There really ARE many advantages to learning, Alice thought to herself. Incorporating the use of technology has been very beneficial in so many ways and now AI! Students will probably even prefer it, at least for periods of time; and, whether she liked it or not, Alice knew that her students were bound to need it for their futures. She just kept having flashbacks to the negative aspects too, especially with very young children, who still struggled to understand what was real, how the online world works and how to enforce or stick to boundaries.

Alice recalled her class full of lively children, busy doing and buzzing. Then, she remembered the same class full of children, sitting still in a row staring at a screen, unable to pull themselves away from it, unless she used her Apple technology to turn off all their screens using her device controls. It was like seeing puppets being mastered by a puppeteer.

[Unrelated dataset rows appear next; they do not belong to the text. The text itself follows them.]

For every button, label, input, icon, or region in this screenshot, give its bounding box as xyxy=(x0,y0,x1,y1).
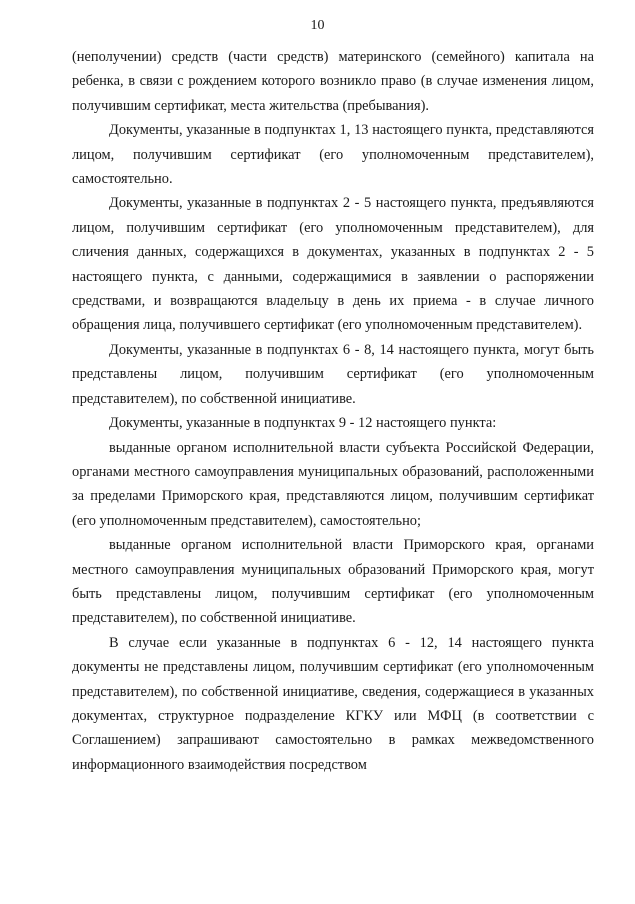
paragraph-issued-primorsky: выданные органом исполнительной власти Приморского края, органами местного самоуправления муниципальных образований Приморского края, могут быть представлены лицом, получившим сертификат (его уполномоченным представителем), по собственной инициативе. xyxy=(72,537,594,627)
paragraph-documents-1-13: Документы, указанные в подпунктах 1, 13 настоящего пункта, представляются лицом, получившим сертификат (его уполномоченным представителем), самостоятельно. xyxy=(72,122,594,188)
paragraph-documents-6-8-14: Документы, указанные в подпунктах 6 - 8, 14 настоящего пункта, могут быть представлены лицом, получившим сертификат (его уполномоченным представителем), по собственной инициативе. xyxy=(72,341,594,407)
page-number: 10 xyxy=(310,18,325,33)
paragraph-interagency-request: В случае если указанные в подпунктах 6 - 12, 14 настоящего пункта документы не представлены лицом, получившим сертификат (его уполномоченным представителем), по собственной инициативе, сведения, содержащиеся в указанных документах, структурное подразделение КГКУ или МФЦ (в соответствии с Соглашением) запрашивают самостоятельно в рамках межведомственного информационного взаимодействия посредством xyxy=(72,634,594,773)
paragraph-documents-2-5: Документы, указанные в подпунктах 2 - 5 настоящего пункта, предъявляются лицом, получившим сертификат (его уполномоченным представителем), для сличения данных, содержащихся в документах, указанных в подпунктах 2 - 5 настоящего пункта, с данными, содержащимися в заявлении о распоряжении средствами, и возвращаются владельцу в день их приема - в случае личного обращения лица, получившего сертификат (его уполномоченным представителем). xyxy=(72,195,594,334)
paragraph-continuation: (неполучении) средств (части средств) материнского (семейного) капитала на ребенка, в связи с рождением которого возникло право (в случае изменения лицом, получившим сертификат, места жительства (пребывания). xyxy=(72,49,594,114)
paragraph-documents-9-12: Документы, указанные в подпунктах 9 - 12 настоящего пункта: xyxy=(109,415,497,432)
document-body xyxy=(72,45,594,777)
paragraph-issued-outside-region: выданные органом исполнительной власти субъекта Российской Федерации, органами местного самоуправления муниципальных образований, расположенными за пределами Приморского края, представляются лицом, получившим сертификат (его уполномоченным представителем), самостоятельно; xyxy=(72,439,594,529)
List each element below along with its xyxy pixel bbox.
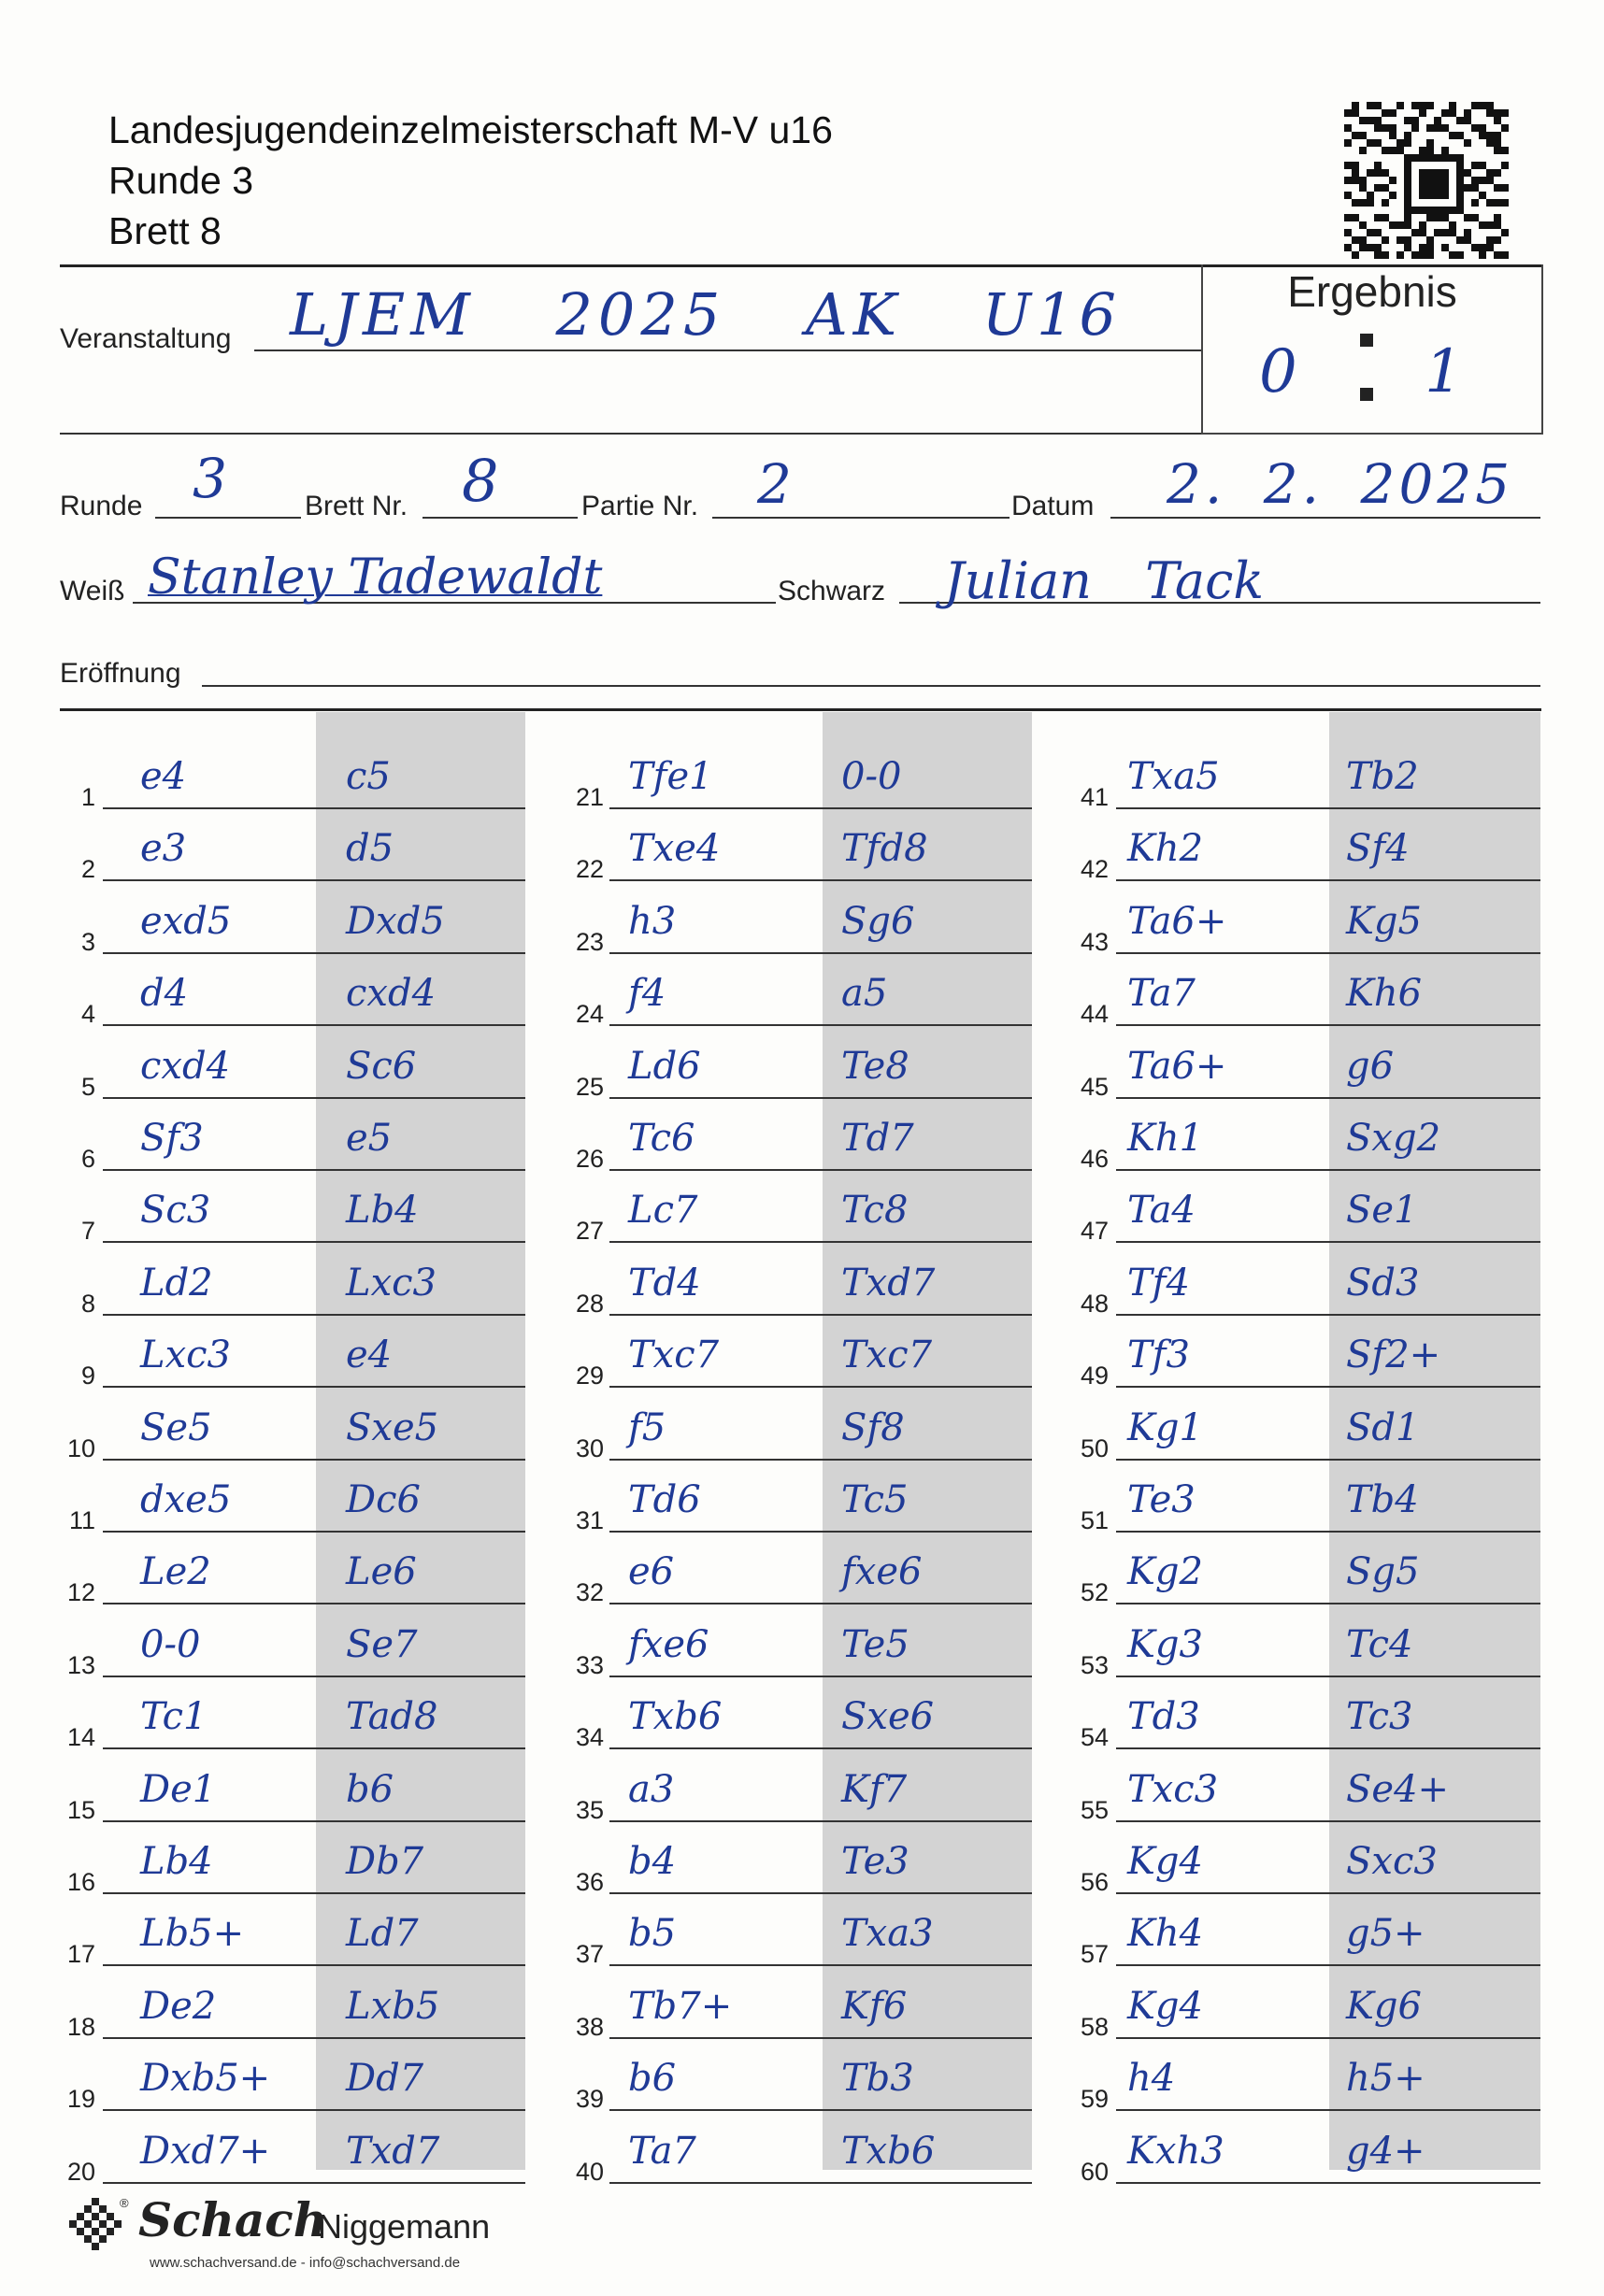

Alice knew she would need to incorporate AI and technology and she certainly knew about all the great things it could do, but she also knew that she needed to be careful with the young people’s minds and behaviours and she would have to teach them skills and how to keep the balance.

And to discern!

Alice could tell that technology and AI were entertaining, but addictive. She could tell that it was useful, but that it could also change people. She found out that research showed how social media has had many negative effects and not even the creators of AI knew what was to come. So, Alice realised that she was entering an era of uncertainty, which she was almost forced to embrace as if it was only a wonderful thing.

After teaching at a technology school, Alice taught at a rigorous, traditional school with little technology being used. To her surprise, she found that the children had longer attention spans, better listening skills and a lot of knowledge (in their heads). She introduced the technology and saw them almost instantly becoming addicted and easily going off task or being distracted and she felt as if what she was doing wasn’t right, nor needed. However, it was Alice who was the one missing the technology, having used it before. Alice also did not like standing in front of a photocopier machine, which jammed and wasted paper if she could be air dropping work or using online platforms. The benefits were real.

Alice felt as if she could accomplish so much with it so much faster. But did she, she had to wonder. Did she really? In spite of this, she constantly found herself thinking about new technology and AI ideas: “What if they could build an educational game that could teach this or do that?”, she would ask herself. Almost everything she did could be replicated in AI form, but was it wise, necessary and needed? And what was the negative side to this?

She could so very clearly see the positives or convince herself of what they were, but was anything getting lost, which she needed to perhaps treasure? If not, then she would say: “Go for it!” But she had to be sure first. AI has been introduced without important discussions relating to regulations and laws. Yet, she had no choice but to embrace it now.

Alice thought about her time in Wonderland and her finding the bottle with a label with the word poison on it. She wondered. She wondered if she was playing with something she knew too little about or getting herself deeper and deeper into something, which she really should have stayed out of.

Did she really WANT her children to be educated through VR headsets? No, not really, she thought to herself. Might her children enjoy some VR sessions? Yes, of course. (In fact, some of her children did, but they said it wasn’t that great.) Alice wondered if her children was at all worried about AI taking over the world. One child replied that we’ll run out of resources before that happens. What a sad statement, Alice thought. However, a rather relevant worldview.

Alice thought some more. We’ll embrace. We’ll discern. We’ll use our human traits and creativity, and we’ll continue to develop critical thinking skills and soft skills. We’ll continue being human. That was all that she knew for now. She looked at the bottle one last time, put it down and walked away.